Navigating Interventions With the Ongoing Losses of ALS
My husband, Todd, began monitoring his breathing after he was diagnosed with ALS. We were told that he’d need to have surgery to insert a feeding tube before his forced vital capacity (FVC) dipped below 50%, and so he had it measured every few months at an ALS clinic.
The respiratory therapist held a mouthpiece up to Todd’s lips, and as he blew the air out of his lungs, she cheered him on: “Go, go, go!”
The results were normal during the first visit. We celebrated at the second visit when his score didn’t decline appreciably, and we were told the small drop could be a random daily variation. But every subsequent visit was disheartening because there was always decline.
After it became too difficult to travel to the clinic, we had Todd’s lungs tested at a hospital just 10 minutes from our home. We tried to celebrate minimal declines. Todd chalked up the larger declines to having a slight respiratory bug or allergies, but he became increasingly discouraged and decided to slow the frequency of testing to every six months.
We tried to be positive if his FVC went down only a few points between visits. The news was bad, but not as bad as it could have been. We still had time. I’d track his breathing and project into the future. Where was he a year ago? If the progression continued at the same rate, where would he be in a year? In two years? How much time did we have? It’s a crazy way to live.
Todd kept going in for the tests because he wanted to make sure he scheduled his feeding tube surgery while he could still survive it, and he wasn’t keen on having the tube inserted any sooner than necessary.
Once he got the surgery, he quit having his breathing checked. It was too depressing. What was the point?
When he had his last test, he didn’t qualify for Medicare to pay for a noninvasive ventilator (NIV) yet. That was two years ago. If his FVC has continued to decline at the same rate, he would easily qualify now, but he doesn’t want to be tested.
It’s obvious he struggles more to cough, talk for long stretches, and project his voice. He says his breathing is fine, but I wonder if the headaches he sometimes wakes up with in the morning would be helped by NIV. In any case, I’d like to get the equipment and learn to use it before we are in panic mode.

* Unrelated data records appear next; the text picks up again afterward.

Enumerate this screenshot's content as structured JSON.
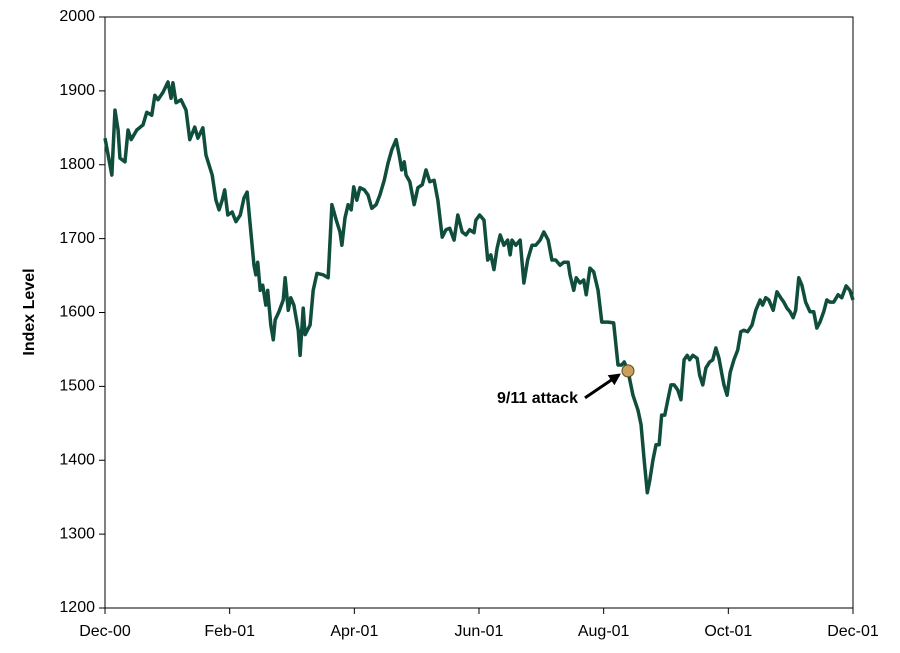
{
  "chart_data": {
    "type": "line",
    "ylabel": "Index Level",
    "xlim": [
      0,
      12
    ],
    "xticks": [
      {
        "value": 0,
        "label": "Dec-00"
      },
      {
        "value": 2,
        "label": "Feb-01"
      },
      {
        "value": 4,
        "label": "Apr-01"
      },
      {
        "value": 6,
        "label": "Jun-01"
      },
      {
        "value": 8,
        "label": "Aug-01"
      },
      {
        "value": 10,
        "label": "Oct-01"
      },
      {
        "value": 12,
        "label": "Dec-01"
      }
    ],
    "ylim": [
      1200,
      2000
    ],
    "yticks": [
      1200,
      1300,
      1400,
      1500,
      1600,
      1700,
      1800,
      1900,
      2000
    ],
    "color": "#0f4d3c",
    "x": [
      0,
      0.11,
      0.16,
      0.21,
      0.24,
      0.32,
      0.37,
      0.42,
      0.51,
      0.61,
      0.67,
      0.75,
      0.8,
      0.85,
      0.93,
      1.01,
      1.06,
      1.09,
      1.14,
      1.22,
      1.3,
      1.36,
      1.44,
      1.49,
      1.57,
      1.62,
      1.72,
      1.78,
      1.83,
      1.88,
      1.92,
      1.97,
      2.04,
      2.1,
      2.17,
      2.23,
      2.28,
      2.33,
      2.39,
      2.42,
      2.45,
      2.49,
      2.53,
      2.58,
      2.61,
      2.66,
      2.7,
      2.73,
      2.79,
      2.86,
      2.89,
      2.94,
      2.98,
      3.03,
      3.1,
      3.13,
      3.18,
      3.21,
      3.29,
      3.34,
      3.4,
      3.5,
      3.58,
      3.64,
      3.71,
      3.77,
      3.8,
      3.85,
      3.9,
      3.95,
      3.99,
      4.04,
      4.09,
      4.16,
      4.22,
      4.28,
      4.35,
      4.41,
      4.48,
      4.54,
      4.6,
      4.67,
      4.72,
      4.76,
      4.8,
      4.83,
      4.89,
      4.96,
      5.02,
      5.09,
      5.15,
      5.21,
      5.28,
      5.34,
      5.41,
      5.47,
      5.53,
      5.6,
      5.66,
      5.73,
      5.79,
      5.85,
      5.92,
      5.95,
      6.01,
      6.08,
      6.14,
      6.19,
      6.24,
      6.29,
      6.34,
      6.4,
      6.46,
      6.5,
      6.53,
      6.59,
      6.66,
      6.72,
      6.78,
      6.85,
      6.91,
      6.98,
      7.04,
      7.11,
      7.17,
      7.23,
      7.3,
      7.36,
      7.43,
      7.46,
      7.52,
      7.56,
      7.62,
      7.68,
      7.72,
      7.78,
      7.84,
      7.91,
      7.97,
      8.07,
      8.16,
      8.23,
      8.29,
      8.33,
      8.39,
      8.47,
      8.55,
      8.6,
      8.65,
      8.7,
      8.74,
      8.79,
      8.84,
      8.89,
      8.93,
      8.98,
      9.03,
      9.08,
      9.13,
      9.19,
      9.24,
      9.29,
      9.34,
      9.38,
      9.43,
      9.5,
      9.54,
      9.59,
      9.64,
      9.7,
      9.75,
      9.8,
      9.85,
      9.9,
      9.93,
      9.98,
      10.03,
      10.09,
      10.15,
      10.2,
      10.25,
      10.31,
      10.38,
      10.44,
      10.51,
      10.55,
      10.6,
      10.65,
      10.72,
      10.78,
      10.84,
      10.89,
      10.94,
      10.99,
      11.04,
      11.08,
      11.13,
      11.18,
      11.24,
      11.31,
      11.37,
      11.42,
      11.47,
      11.53,
      11.58,
      11.63,
      11.69,
      11.76,
      11.82,
      11.89,
      11.95,
      12.0
    ],
    "values": [
      1836,
      1786,
      1874,
      1847,
      1809,
      1804,
      1847,
      1834,
      1847,
      1854,
      1871,
      1867,
      1894,
      1888,
      1898,
      1912,
      1890,
      1911,
      1884,
      1888,
      1874,
      1834,
      1851,
      1836,
      1850,
      1813,
      1786,
      1752,
      1739,
      1752,
      1766,
      1732,
      1736,
      1723,
      1732,
      1755,
      1763,
      1718,
      1664,
      1651,
      1668,
      1630,
      1637,
      1610,
      1630,
      1583,
      1563,
      1590,
      1601,
      1617,
      1647,
      1603,
      1620,
      1610,
      1576,
      1542,
      1606,
      1570,
      1583,
      1630,
      1653,
      1651,
      1647,
      1746,
      1725,
      1709,
      1691,
      1728,
      1746,
      1739,
      1770,
      1752,
      1769,
      1766,
      1759,
      1741,
      1746,
      1759,
      1779,
      1802,
      1820,
      1834,
      1813,
      1793,
      1804,
      1786,
      1777,
      1746,
      1769,
      1773,
      1793,
      1777,
      1779,
      1752,
      1702,
      1712,
      1714,
      1698,
      1732,
      1709,
      1705,
      1712,
      1708,
      1725,
      1732,
      1725,
      1671,
      1678,
      1658,
      1687,
      1705,
      1691,
      1698,
      1678,
      1698,
      1691,
      1698,
      1640,
      1671,
      1691,
      1691,
      1698,
      1709,
      1698,
      1671,
      1671,
      1664,
      1668,
      1668,
      1651,
      1630,
      1647,
      1640,
      1644,
      1624,
      1660,
      1655,
      1630,
      1587,
      1587,
      1586,
      1529,
      1529,
      1533,
      1521,
      1488,
      1468,
      1448,
      1400,
      1356,
      1373,
      1400,
      1421,
      1421,
      1461,
      1461,
      1482,
      1502,
      1502,
      1495,
      1482,
      1536,
      1542,
      1536,
      1542,
      1538,
      1515,
      1502,
      1525,
      1533,
      1536,
      1552,
      1538,
      1515,
      1502,
      1488,
      1519,
      1536,
      1549,
      1574,
      1576,
      1574,
      1583,
      1603,
      1617,
      1610,
      1620,
      1617,
      1603,
      1628,
      1620,
      1614,
      1606,
      1601,
      1593,
      1603,
      1647,
      1637,
      1614,
      1601,
      1601,
      1579,
      1587,
      1601,
      1617,
      1614,
      1614,
      1624,
      1620,
      1636,
      1630,
      1617
    ],
    "annotation": {
      "text": "9/11 attack",
      "x": 8.39,
      "y": 1521,
      "color": "#c8a05c"
    }
  }
}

I’ve suggested he go get the test. “If your breathing scores are too high to qualify for NIV, we’ll celebrate. If not, then we’ll get equipment that’ll help you.”
Maybe he’d feel better, and the equipment would improve his quality of life — if he could adjust to it. I’ve heard from some spouse caregivers who say their spouses didn’t end up using it much. I don’t know if Todd would get used to it, or if he would feel too claustrophobic. He wouldn’t be able to use his sip and puff HeadMouse, and so he’d need to figure out new adaptive technology to use his computer. Also, he prefers to sleep on his side and be rolled to the other side every hour or two. That might be tricky with hoses.

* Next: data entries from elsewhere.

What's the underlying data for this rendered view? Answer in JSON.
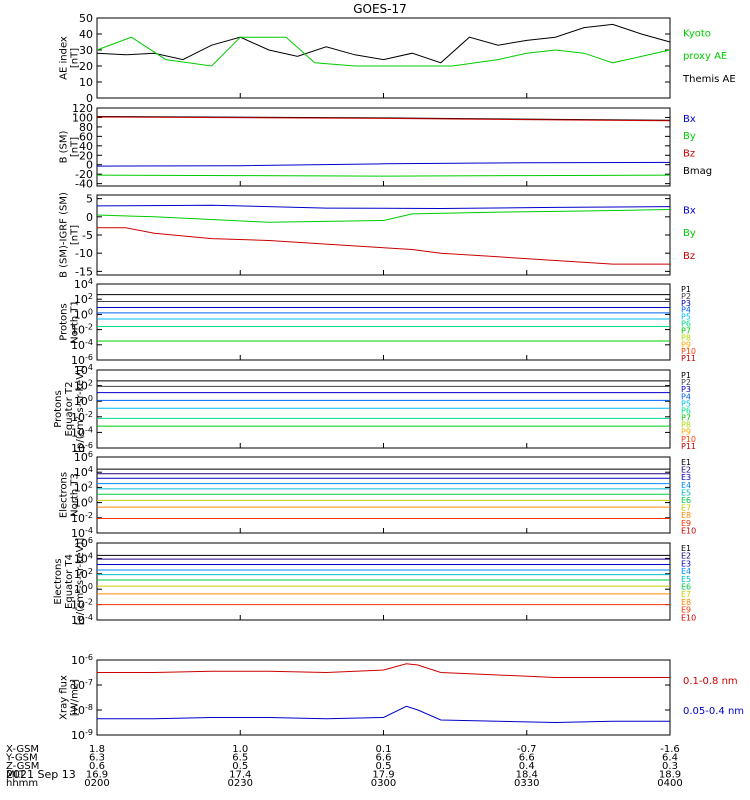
{
  "title": "GOES-17",
  "date_label": "2021 Sep 13",
  "chart_data": [
    {
      "type": "line",
      "ylabel": [
        "AE index",
        "[nT]"
      ],
      "ylim": [
        0,
        50
      ],
      "yscale": "linear",
      "yticks": [
        0,
        10,
        20,
        30,
        40,
        50
      ],
      "legend": [
        {
          "name": "Kyoto",
          "color": "#00cc00"
        },
        {
          "name": "proxy AE",
          "color": "#00cc00"
        },
        {
          "name": "Themis AE",
          "color": "#000000"
        }
      ],
      "series": [
        {
          "name": "Themis AE",
          "color": "#000000",
          "x": [
            0,
            0.05,
            0.1,
            0.15,
            0.2,
            0.25,
            0.3,
            0.35,
            0.4,
            0.45,
            0.5,
            0.55,
            0.6,
            0.65,
            0.7,
            0.75,
            0.8,
            0.85,
            0.9,
            0.95,
            1
          ],
          "y": [
            28,
            27,
            28,
            24,
            33,
            38,
            30,
            26,
            32,
            27,
            24,
            28,
            22,
            38,
            33,
            36,
            38,
            44,
            46,
            40,
            35
          ]
        },
        {
          "name": "Kyoto proxy AE",
          "color": "#00cc00",
          "x": [
            0,
            0.06,
            0.12,
            0.2,
            0.25,
            0.33,
            0.38,
            0.45,
            0.55,
            0.62,
            0.7,
            0.75,
            0.8,
            0.85,
            0.9,
            0.95,
            1
          ],
          "y": [
            30,
            38,
            24,
            20,
            38,
            38,
            22,
            20,
            20,
            20,
            24,
            28,
            30,
            28,
            22,
            26,
            30
          ]
        }
      ]
    },
    {
      "type": "line",
      "ylabel": [
        "B (SM)",
        "[nT]"
      ],
      "ylim": [
        -45,
        120
      ],
      "yscale": "linear",
      "yticks": [
        -40,
        -20,
        0,
        20,
        40,
        60,
        80,
        100,
        120
      ],
      "legend": [
        {
          "name": "Bx",
          "color": "#0000cc"
        },
        {
          "name": "By",
          "color": "#00cc00"
        },
        {
          "name": "Bz",
          "color": "#cc0000"
        },
        {
          "name": "Bmag",
          "color": "#000000"
        }
      ],
      "series": [
        {
          "name": "Bmag",
          "color": "#000000",
          "x": [
            0,
            0.5,
            1
          ],
          "y": [
            102,
            99,
            94
          ]
        },
        {
          "name": "Bz",
          "color": "#cc0000",
          "x": [
            0,
            0.5,
            1
          ],
          "y": [
            101,
            98,
            93
          ]
        },
        {
          "name": "Bx",
          "color": "#0000cc",
          "x": [
            0,
            0.25,
            0.5,
            0.75,
            1
          ],
          "y": [
            -3,
            -2,
            2,
            4,
            5
          ]
        },
        {
          "name": "By",
          "color": "#00cc00",
          "x": [
            0,
            0.25,
            0.5,
            0.75,
            1
          ],
          "y": [
            -22,
            -23,
            -24,
            -23,
            -22
          ]
        }
      ]
    },
    {
      "type": "line",
      "ylabel": [
        "B (SM)-IGRF (SM)",
        "[nT]"
      ],
      "ylim": [
        -16,
        6
      ],
      "yscale": "linear",
      "yticks": [
        -15,
        -10,
        -5,
        0,
        5
      ],
      "legend": [
        {
          "name": "Bx",
          "color": "#0000cc"
        },
        {
          "name": "By",
          "color": "#00cc00"
        },
        {
          "name": "Bz",
          "color": "#cc0000"
        }
      ],
      "series": [
        {
          "name": "Bx",
          "color": "#0000cc",
          "x": [
            0,
            0.2,
            0.4,
            0.6,
            0.8,
            1
          ],
          "y": [
            3,
            3.2,
            2.4,
            2.3,
            2.6,
            2.8
          ]
        },
        {
          "name": "By",
          "color": "#00cc00",
          "x": [
            0,
            0.1,
            0.3,
            0.5,
            0.55,
            0.7,
            0.85,
            1
          ],
          "y": [
            0.5,
            0,
            -1.5,
            -1,
            0.8,
            1.3,
            1.6,
            2
          ]
        },
        {
          "name": "Bz",
          "color": "#cc0000",
          "x": [
            0,
            0.05,
            0.1,
            0.2,
            0.3,
            0.4,
            0.5,
            0.55,
            0.6,
            0.7,
            0.8,
            0.9,
            1
          ],
          "y": [
            -3,
            -3,
            -4.5,
            -6,
            -6.5,
            -7.5,
            -8.5,
            -9,
            -10,
            -11,
            -12,
            -13,
            -13
          ]
        }
      ]
    },
    {
      "type": "line",
      "ylabel": [
        "Protons",
        "North T1"
      ],
      "ylim_log10": [
        -6,
        4
      ],
      "yscale": "log",
      "yticks": [
        "10^4",
        "10^2",
        "10^0",
        "10^-2",
        "10^-4",
        "10^-6"
      ],
      "channels": [
        "P1",
        "P2",
        "P3",
        "P4",
        "P5",
        "P6",
        "P7",
        "P8",
        "P9",
        "P10",
        "P11"
      ],
      "channel_colors": [
        "#000000",
        "#444444",
        "#0000cc",
        "#0066ff",
        "#00bbee",
        "#00dd88",
        "#00cc00",
        "#aadd00",
        "#ffaa00",
        "#ff4400",
        "#cc0000"
      ],
      "series_log10": [
        2.6,
        1.7,
        0.9,
        0.2,
        -0.6,
        -1.6,
        -3.5
      ]
    },
    {
      "type": "line",
      "ylabel": [
        "Protons",
        "Equator T2",
        "[p/(cm²-s-sr-keV)]"
      ],
      "ylim_log10": [
        -6,
        4
      ],
      "yscale": "log",
      "yticks": [
        "10^4",
        "10^2",
        "10^0",
        "10^-2",
        "10^-4",
        "10^-6"
      ],
      "channels": [
        "P1",
        "P2",
        "P3",
        "P4",
        "P5",
        "P6",
        "P7",
        "P8",
        "P9",
        "P10",
        "P11"
      ],
      "channel_colors": [
        "#000000",
        "#444444",
        "#0000cc",
        "#0066ff",
        "#00bbee",
        "#00dd88",
        "#00cc00",
        "#aadd00",
        "#ffaa00",
        "#ff4400",
        "#cc0000"
      ],
      "series_log10": [
        2.6,
        1.9,
        1.1,
        0.1,
        -0.9,
        -2.2,
        -3.2
      ]
    },
    {
      "type": "line",
      "ylabel": [
        "Electrons",
        "North T3"
      ],
      "ylim_log10": [
        -4,
        6
      ],
      "yscale": "log",
      "yticks": [
        "10^6",
        "10^4",
        "10^2",
        "10^0",
        "10^-2",
        "10^-4"
      ],
      "channels": [
        "E1",
        "E2",
        "E3",
        "E4",
        "E5",
        "E6",
        "E7",
        "E8",
        "E9",
        "E10"
      ],
      "channel_colors": [
        "#000000",
        "#220088",
        "#0000cc",
        "#0088ff",
        "#00bbcc",
        "#00cc44",
        "#cccc00",
        "#ff8800",
        "#ff3300",
        "#cc0000"
      ],
      "series_log10": [
        4.4,
        3.8,
        3.2,
        2.5,
        1.8,
        1.1,
        0.3,
        -0.6,
        -2.1
      ]
    },
    {
      "type": "line",
      "ylabel": [
        "Electrons",
        "Equator T4",
        "[e/(cm²-s-sr-keV)]"
      ],
      "ylim_log10": [
        -4,
        6
      ],
      "yscale": "log",
      "yticks": [
        "10^6",
        "10^4",
        "10^2",
        "10^0",
        "10^-2",
        "10^-4"
      ],
      "channels": [
        "E1",
        "E2",
        "E3",
        "E4",
        "E5",
        "E6",
        "E7",
        "E8",
        "E9",
        "E10"
      ],
      "channel_colors": [
        "#000000",
        "#220088",
        "#0000cc",
        "#0088ff",
        "#00bbcc",
        "#00cc44",
        "#cccc00",
        "#ff8800",
        "#ff3300",
        "#cc0000"
      ],
      "series_log10": [
        4.4,
        3.9,
        3.2,
        2.5,
        1.9,
        1.2,
        0.4,
        -0.6,
        -2.0
      ]
    },
    {
      "type": "line",
      "ylabel": [
        "Xray flux",
        "[W/m2]"
      ],
      "ylim_log10": [
        -9,
        -6
      ],
      "yscale": "log",
      "yticks": [
        "10^-6",
        "10^-7",
        "10^-8",
        "10^-9"
      ],
      "legend": [
        {
          "name": "0.1-0.8 nm",
          "color": "#cc0000"
        },
        {
          "name": "0.05-0.4 nm",
          "color": "#0000cc"
        }
      ],
      "series": [
        {
          "name": "0.1-0.8 nm",
          "color": "#cc0000",
          "x": [
            0,
            0.1,
            0.2,
            0.3,
            0.4,
            0.5,
            0.54,
            0.56,
            0.6,
            0.7,
            0.8,
            0.9,
            1
          ],
          "y_log10": [
            -6.5,
            -6.5,
            -6.45,
            -6.45,
            -6.5,
            -6.4,
            -6.15,
            -6.2,
            -6.5,
            -6.6,
            -6.7,
            -6.7,
            -6.7
          ]
        },
        {
          "name": "0.05-0.4 nm",
          "color": "#0000cc",
          "x": [
            0,
            0.1,
            0.2,
            0.3,
            0.4,
            0.5,
            0.54,
            0.56,
            0.6,
            0.7,
            0.8,
            0.9,
            1
          ],
          "y_log10": [
            -8.35,
            -8.35,
            -8.3,
            -8.3,
            -8.35,
            -8.3,
            -7.85,
            -8.0,
            -8.4,
            -8.45,
            -8.5,
            -8.45,
            -8.45
          ]
        }
      ]
    }
  ],
  "orbit_table": {
    "row_labels": [
      "X-GSM",
      "Y-GSM",
      "Z-GSM",
      "MLT",
      "hhmm"
    ],
    "columns": [
      [
        "1.8",
        "6.3",
        "0.6",
        "16.9",
        "0200"
      ],
      [
        "1.0",
        "6.5",
        "0.5",
        "17.4",
        "0230"
      ],
      [
        "0.1",
        "6.6",
        "0.5",
        "17.9",
        "0300"
      ],
      [
        "-0.7",
        "6.6",
        "0.4",
        "18.4",
        "0330"
      ],
      [
        "-1.6",
        "6.4",
        "0.3",
        "18.9",
        "0400"
      ]
    ]
  }
}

I think it’s worth trying. Many people with ALS get noninvasive ventilators, and they report that they sleep better and have more energy during the day.
Todd doesn’t want to go take the test. He gets anxious just thinking about it. He’s the one with the disease, so it’s ultimately his call.

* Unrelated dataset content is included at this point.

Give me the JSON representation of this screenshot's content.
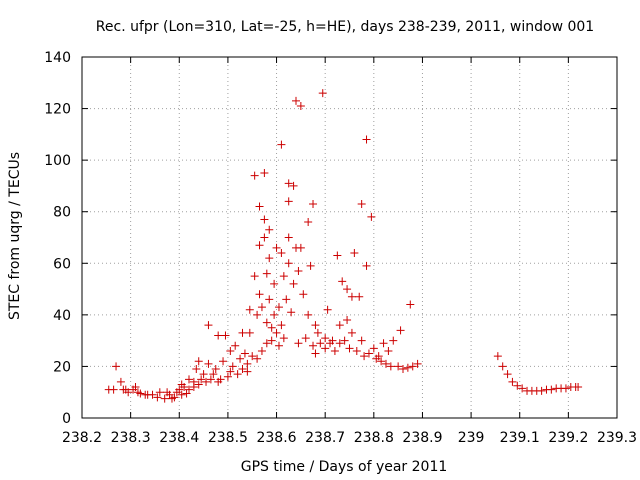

We’ve been here before. I thought he should use a wheelchair sooner, but he wanted to walk as long as he could. When he finally got a power wheelchair, the disease had progressed to the point where he felt like it gave him more independence. Thankfully, he did not suffer a severe head injury in the stage when he was falling.
Thankfully, the feeding tube was already in place when he had an incident choking on pills, and so I began crushing them and giving them through the tube.
His independence actually has not been lost to intervention, but to the disease, and the intervention has made things better, but getting to the point of deciding to move forward with interventions is hard.
ALS is a disease of ongoing loss and change.